FUS-JE UN BON PÈRE ?


Beau dimanche chez ma fille, Éliane, belle « fête des pères »; ce rituel commercial ? Je dis toujours oui, jour commercialisé, oui, mais sans ce rituel, cette sorte d’obligation sociale, ce serait une « rencontre familiale » de moins. Pas vrai ? Alors « merci m’sieur commerce » !
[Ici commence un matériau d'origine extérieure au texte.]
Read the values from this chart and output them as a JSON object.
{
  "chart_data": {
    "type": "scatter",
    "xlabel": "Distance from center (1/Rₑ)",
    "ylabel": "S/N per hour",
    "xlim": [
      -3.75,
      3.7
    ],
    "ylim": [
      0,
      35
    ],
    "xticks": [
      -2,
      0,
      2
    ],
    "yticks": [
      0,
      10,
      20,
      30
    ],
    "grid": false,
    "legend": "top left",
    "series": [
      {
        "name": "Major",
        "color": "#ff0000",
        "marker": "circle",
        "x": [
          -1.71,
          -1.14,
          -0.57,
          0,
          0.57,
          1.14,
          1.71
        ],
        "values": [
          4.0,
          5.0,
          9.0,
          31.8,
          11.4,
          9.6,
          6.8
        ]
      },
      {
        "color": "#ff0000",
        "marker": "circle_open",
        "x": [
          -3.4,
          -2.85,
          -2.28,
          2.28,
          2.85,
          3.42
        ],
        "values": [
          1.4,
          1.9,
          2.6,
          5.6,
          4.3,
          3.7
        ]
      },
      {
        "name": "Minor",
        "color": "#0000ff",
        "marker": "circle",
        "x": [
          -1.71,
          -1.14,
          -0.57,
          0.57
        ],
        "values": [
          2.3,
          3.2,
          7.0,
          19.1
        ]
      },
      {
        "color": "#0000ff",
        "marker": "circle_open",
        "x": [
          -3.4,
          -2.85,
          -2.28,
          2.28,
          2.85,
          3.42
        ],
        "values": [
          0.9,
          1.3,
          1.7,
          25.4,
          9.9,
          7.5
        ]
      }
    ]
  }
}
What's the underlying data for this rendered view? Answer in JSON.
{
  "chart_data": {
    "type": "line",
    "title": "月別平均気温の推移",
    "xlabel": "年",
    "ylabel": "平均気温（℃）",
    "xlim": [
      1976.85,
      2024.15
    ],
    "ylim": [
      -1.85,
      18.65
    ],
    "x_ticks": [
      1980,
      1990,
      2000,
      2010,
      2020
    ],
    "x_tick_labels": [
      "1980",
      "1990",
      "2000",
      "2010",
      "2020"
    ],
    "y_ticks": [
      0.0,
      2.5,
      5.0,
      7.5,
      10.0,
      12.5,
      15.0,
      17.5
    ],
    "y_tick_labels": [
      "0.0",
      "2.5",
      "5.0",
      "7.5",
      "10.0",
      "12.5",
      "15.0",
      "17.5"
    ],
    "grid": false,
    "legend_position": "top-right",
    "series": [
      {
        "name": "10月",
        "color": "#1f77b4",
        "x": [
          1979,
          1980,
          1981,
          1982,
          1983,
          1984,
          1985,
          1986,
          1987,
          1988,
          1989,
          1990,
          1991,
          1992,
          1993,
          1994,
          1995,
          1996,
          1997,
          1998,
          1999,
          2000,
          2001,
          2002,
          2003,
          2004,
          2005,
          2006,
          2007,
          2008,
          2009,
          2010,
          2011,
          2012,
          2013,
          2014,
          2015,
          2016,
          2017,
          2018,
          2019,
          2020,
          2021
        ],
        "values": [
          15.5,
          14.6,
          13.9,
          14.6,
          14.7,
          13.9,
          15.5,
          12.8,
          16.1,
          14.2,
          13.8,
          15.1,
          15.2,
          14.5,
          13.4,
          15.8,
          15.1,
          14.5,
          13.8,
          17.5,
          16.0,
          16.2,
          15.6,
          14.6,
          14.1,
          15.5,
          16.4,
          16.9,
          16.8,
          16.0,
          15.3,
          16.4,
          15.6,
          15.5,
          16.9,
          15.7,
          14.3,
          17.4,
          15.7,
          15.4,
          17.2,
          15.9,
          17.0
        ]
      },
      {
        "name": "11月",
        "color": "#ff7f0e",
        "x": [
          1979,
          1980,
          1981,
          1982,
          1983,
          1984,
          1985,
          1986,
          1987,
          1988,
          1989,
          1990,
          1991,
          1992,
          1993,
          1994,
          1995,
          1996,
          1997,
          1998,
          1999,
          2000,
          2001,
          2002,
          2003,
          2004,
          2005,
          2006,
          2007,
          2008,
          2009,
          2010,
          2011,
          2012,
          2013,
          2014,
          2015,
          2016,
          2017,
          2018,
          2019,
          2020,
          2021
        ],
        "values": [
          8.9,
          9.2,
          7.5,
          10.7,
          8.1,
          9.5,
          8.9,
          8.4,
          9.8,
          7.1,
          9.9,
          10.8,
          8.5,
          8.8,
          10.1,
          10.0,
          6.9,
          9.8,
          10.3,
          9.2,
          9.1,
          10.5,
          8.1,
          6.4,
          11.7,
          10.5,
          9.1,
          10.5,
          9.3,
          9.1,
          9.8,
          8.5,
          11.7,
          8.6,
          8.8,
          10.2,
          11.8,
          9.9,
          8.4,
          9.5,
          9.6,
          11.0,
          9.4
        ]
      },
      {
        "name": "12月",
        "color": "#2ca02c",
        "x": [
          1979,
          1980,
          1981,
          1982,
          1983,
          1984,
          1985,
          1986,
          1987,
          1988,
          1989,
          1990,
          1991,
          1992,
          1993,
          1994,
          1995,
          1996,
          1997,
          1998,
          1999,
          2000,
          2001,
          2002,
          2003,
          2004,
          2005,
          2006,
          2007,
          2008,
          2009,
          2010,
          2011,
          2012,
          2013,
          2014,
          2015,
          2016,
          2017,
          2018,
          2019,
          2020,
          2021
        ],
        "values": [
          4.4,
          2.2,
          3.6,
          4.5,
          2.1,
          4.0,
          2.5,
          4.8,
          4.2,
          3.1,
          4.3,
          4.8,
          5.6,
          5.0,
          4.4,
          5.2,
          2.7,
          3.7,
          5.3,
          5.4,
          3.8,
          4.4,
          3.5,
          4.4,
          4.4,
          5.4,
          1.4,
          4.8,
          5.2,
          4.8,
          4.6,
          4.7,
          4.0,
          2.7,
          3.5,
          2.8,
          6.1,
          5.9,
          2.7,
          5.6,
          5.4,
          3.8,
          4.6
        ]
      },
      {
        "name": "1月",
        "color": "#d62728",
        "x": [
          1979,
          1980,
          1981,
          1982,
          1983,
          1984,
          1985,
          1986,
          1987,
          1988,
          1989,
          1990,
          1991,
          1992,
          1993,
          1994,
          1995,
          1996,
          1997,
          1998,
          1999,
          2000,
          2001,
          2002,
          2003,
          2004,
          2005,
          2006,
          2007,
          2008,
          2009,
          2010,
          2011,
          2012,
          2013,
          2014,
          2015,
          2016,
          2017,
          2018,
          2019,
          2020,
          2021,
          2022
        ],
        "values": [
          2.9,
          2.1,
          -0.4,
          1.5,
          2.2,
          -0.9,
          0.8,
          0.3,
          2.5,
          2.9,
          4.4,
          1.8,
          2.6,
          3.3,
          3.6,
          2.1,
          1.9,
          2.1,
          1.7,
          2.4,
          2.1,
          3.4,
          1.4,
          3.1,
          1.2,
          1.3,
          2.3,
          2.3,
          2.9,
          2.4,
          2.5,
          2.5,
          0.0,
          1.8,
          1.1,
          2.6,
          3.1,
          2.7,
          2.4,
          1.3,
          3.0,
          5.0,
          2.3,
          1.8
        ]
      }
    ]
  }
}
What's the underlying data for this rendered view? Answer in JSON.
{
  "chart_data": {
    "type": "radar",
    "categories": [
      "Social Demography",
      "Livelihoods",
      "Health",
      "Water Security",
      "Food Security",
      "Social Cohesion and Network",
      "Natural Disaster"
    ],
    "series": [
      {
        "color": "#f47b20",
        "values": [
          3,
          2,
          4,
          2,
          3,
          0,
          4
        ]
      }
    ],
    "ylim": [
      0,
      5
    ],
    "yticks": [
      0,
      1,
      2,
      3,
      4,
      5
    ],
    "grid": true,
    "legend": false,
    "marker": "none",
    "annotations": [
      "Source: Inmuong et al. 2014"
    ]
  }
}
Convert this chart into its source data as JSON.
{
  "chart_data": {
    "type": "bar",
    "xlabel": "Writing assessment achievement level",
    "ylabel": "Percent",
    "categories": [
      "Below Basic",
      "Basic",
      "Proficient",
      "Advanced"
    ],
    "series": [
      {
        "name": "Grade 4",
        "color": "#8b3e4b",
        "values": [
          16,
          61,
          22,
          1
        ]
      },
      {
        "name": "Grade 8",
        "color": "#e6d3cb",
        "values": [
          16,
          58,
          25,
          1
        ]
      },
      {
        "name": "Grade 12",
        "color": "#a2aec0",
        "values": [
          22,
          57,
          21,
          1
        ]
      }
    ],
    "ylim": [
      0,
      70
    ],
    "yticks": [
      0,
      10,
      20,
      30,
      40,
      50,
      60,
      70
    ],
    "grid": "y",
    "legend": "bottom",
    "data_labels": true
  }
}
Vendredi midi, à la radio d’Isabelle Maréchal: « Vous, avez-vous été un bon père ? » J’ai été franc : «  Oh non, trop laxiste. Suis tombé dans le piège commun : être aimé absolument, tout le temps, seulement.

Or, l’enfant a besoin de refus, de barrages, d’interdictions pour se forger le caractère, se préparer aux fréquents « refus » dans une vie normale; il a besoin d’apprendre à négocier, à s’amadouer, à séduire, à composer, à se battre parfois pour obtenir une faveur, un privilège, un cadeau, un « jeu vidéo » . Sinon, sans jamais aucune barrière, ce sera l’Enfant-roi !

Les temps actuels sont aux valeurs de plaisir, de bonheur, de perpétuelle joie imposée. L’enfant doit être « élevé », éduqué, préparé aux difficultés de sa future existence.

J’éprouve une sorte de compassion pour « le nouveau », futur, prochain père, celui d’aujourd’hui. Je n’ai pas eu ce terrible rival. Je veux parler de tous ces machins électroniques. Ils ont une influence certaine dans l’éducation actuelle. Ni ma mère, ni mon père, aucun des deux ne fut obligé de composer avec l’attrait terrifiant de ces machines diverses dont les fameux « jeux ». Désormais il n’y a plus, comme à mon époque, les parents et les amis. Il y a cette masse séduisante de ces mondes à écrans, à manettes.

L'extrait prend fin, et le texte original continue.